Equivalent condition of linear dependence of linear functionals

**Theorem**. Suppose $f_1,\cdots, f_n$ and $g$ are linear functional on a vector space. Then $g$ is linearly spanned by $f_1,\cdots,f_n$ if and only if $$\bigcap_{i=1}^{n}\ker f_i\subset \ker g.$$

*Proof*. We prove this by induction. If $n=1$ and $g\neq 0$, then there is some $x_1\notin \ker f_1$. Since $$f_1(x)x_1-f_1(x_1)x\in \ker f_1\subset \ker g,$$
$f_1(x)g(x_1)-f_1(x_1)g(x)=0,$
i.e., $$g(x)=\frac{g(x_1)}{f_1(x_1)}f_1(x).$$

Assume the proposition is true for the case of $n-1$, consider the case of $n$.

If there is some $i_0\in \{1,\cdots,n\}$ such that $\cap_{i\neq i_0}\ker f_i\subset\ker f_{i_0},$ then $\cap_{i\neq i_0}\ker f_i=\cap_{i=1}^{n}\ker f_i\subset \ker g$, then the proposition holds for the case of $n$ by assumption.

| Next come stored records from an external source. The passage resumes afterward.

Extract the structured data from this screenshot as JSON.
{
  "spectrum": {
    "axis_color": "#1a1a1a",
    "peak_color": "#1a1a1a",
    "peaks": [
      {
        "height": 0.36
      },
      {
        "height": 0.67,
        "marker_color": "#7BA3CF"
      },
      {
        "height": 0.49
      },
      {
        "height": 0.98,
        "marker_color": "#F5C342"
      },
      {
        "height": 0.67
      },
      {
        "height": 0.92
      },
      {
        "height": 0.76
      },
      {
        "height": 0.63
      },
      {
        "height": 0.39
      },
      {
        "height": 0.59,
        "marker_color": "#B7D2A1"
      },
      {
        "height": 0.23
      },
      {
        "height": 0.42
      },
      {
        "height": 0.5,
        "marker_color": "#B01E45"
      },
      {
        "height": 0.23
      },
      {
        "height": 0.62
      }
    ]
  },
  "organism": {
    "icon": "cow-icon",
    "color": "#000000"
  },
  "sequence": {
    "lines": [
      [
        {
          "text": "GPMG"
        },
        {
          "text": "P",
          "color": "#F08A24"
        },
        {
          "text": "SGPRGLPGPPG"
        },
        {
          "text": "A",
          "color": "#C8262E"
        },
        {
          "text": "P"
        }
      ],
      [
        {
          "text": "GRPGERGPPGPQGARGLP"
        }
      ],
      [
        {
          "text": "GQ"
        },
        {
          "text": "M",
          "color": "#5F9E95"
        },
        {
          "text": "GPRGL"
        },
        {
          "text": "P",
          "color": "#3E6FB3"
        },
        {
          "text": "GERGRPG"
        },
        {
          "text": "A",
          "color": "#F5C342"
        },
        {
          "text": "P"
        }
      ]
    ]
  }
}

If for any $j\in \{1,\cdots,n\}$ there is some $x_j\in (\cap_{i\neq j}\ker f_i)\backslash\ker f_j$, then $$x-\sum_{j=1}^n\frac{x_j}{f_j(x_j)}f_j(x)\in \cap_{i=1}^n\ker f_i.$$
so $g(x-\sum_{j=1}^n\frac{x_j}{f_j(x_j)}f_j(x))=0$, i.e., $g(x)=\sum_{j=1}^n\frac{g(x_j)}{f_j(x_j)}f_j(x)$ for all $x$.

Hence the proposition holds for the case of $n$.